Attorney: Cancer patient in prison might die while awaiting clemency decision
The health of a 37-year-old cancer patient continues to decline after he was sent to prison for having 42 pounds of THC chocolates mailed to his Montgomery home.
Thomas J. Franzen faced a minimum of 12 years on cannabis trafficking charges; he eventually pleaded guilty in Kane County court to a reduced felony charge and was sentenced to the minimum four years in June 2019.
The attorney for Franzen, who has testicular cancer that spread to his kidneys and other areas of his body, argued Oct. 9 in Chicago for clemency or a pardon before the Illinois Prisoner Review Board. Gov. J.B. Pritzker's office has not commented on when, or if, he will consider action.
"The family is hoping the governor shows the same compassion for Mr. Franzen that he has for the poor and addicted," said attorney David Camic. "The collective fear is that Mr. Franzen dies waiting for mercy."

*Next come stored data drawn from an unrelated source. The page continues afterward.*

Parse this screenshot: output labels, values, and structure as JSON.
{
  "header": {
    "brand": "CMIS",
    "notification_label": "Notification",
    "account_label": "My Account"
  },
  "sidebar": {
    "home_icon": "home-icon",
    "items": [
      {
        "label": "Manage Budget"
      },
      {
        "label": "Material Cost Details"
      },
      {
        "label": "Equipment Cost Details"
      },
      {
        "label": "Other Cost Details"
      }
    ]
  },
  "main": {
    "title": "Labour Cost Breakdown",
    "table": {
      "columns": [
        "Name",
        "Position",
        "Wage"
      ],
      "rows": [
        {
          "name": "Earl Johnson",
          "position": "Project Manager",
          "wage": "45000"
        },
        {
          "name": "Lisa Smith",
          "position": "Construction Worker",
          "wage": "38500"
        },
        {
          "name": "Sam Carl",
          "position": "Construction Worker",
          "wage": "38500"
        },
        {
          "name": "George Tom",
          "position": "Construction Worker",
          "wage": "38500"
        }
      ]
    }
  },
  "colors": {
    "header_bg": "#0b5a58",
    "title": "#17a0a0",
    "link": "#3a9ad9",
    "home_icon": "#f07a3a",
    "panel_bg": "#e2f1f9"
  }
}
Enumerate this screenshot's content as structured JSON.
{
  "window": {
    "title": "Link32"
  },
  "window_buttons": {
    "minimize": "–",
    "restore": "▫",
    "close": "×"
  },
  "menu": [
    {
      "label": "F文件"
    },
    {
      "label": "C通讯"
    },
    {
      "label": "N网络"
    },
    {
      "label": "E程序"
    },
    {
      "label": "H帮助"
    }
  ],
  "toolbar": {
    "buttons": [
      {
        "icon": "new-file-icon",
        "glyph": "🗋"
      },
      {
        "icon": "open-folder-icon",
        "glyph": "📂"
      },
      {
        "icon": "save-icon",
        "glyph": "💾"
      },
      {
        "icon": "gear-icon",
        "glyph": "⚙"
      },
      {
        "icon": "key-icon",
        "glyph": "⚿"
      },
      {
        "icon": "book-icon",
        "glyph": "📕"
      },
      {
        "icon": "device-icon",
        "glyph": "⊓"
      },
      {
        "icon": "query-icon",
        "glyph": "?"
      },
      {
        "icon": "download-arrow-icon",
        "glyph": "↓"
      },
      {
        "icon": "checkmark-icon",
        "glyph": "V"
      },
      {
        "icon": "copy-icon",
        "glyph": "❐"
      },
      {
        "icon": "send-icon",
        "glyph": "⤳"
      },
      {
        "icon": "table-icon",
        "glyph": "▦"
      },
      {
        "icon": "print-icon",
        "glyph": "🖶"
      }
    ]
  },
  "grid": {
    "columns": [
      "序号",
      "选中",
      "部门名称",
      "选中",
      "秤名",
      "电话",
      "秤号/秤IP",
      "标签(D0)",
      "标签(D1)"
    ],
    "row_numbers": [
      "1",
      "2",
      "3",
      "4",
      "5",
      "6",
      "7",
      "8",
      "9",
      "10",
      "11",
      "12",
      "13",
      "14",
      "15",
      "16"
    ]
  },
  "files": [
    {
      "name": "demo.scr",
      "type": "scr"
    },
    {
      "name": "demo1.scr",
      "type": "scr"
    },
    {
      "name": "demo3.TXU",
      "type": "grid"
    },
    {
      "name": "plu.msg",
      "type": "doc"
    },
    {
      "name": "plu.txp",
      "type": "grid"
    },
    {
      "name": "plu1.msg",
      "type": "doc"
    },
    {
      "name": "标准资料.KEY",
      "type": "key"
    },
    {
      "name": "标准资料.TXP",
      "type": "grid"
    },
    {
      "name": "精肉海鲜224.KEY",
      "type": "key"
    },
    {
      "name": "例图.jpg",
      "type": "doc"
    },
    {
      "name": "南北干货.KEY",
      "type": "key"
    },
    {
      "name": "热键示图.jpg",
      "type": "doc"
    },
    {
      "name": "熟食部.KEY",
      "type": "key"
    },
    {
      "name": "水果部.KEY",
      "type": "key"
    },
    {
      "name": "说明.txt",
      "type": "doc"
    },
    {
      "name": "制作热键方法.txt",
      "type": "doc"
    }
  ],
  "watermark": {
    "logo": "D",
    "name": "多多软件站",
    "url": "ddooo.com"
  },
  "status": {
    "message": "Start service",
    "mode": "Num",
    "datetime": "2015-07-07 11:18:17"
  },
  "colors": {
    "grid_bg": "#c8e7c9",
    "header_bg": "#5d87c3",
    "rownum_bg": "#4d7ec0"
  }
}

Franzen was arrested in February 2014 after authorities intercepted a package containing some 430 THC-infused chocolate bars. Franzen had a medical marijuana card at the time, but he possessed way more cannabis than allowed under state law.
According to an email from Michael Franzen, his son was placed on a medical hold two days after the clemency hearing, has pain when urinating and fears he has a lump on his other testicle.
"He has not been provided any of his breathing medications and has not had any medications since being placed on medical hold," read part of the email. "He has had a loss of feeling in his hands and feet during and after work detail. He had flu and cold symptoms with his reduced immune system."
Since Franzen's incarceration, nearly 3,000 people have signed a petition on change.org calling for Pritzker to commute the sentence.
Jordan Abudayyah, a Pritzker representative, wrote in an email that "the case is going through the clemency process and a decision has not been made." Abudayyah did not respond to additional phone messages or emails inquiring if Pritzker had knowledge of Franzen's case.
Calls and emails this past week to Jason Sweat, the spokesman for the Illinois Prisoner Review Board, and Lindsey Hess, spokeswoman for the Illinois Department of Corrections, were not returned.
Franzen can have his prison sentence cut in half for good behavior. He is tentatively scheduled to be paroled June 7, 2022.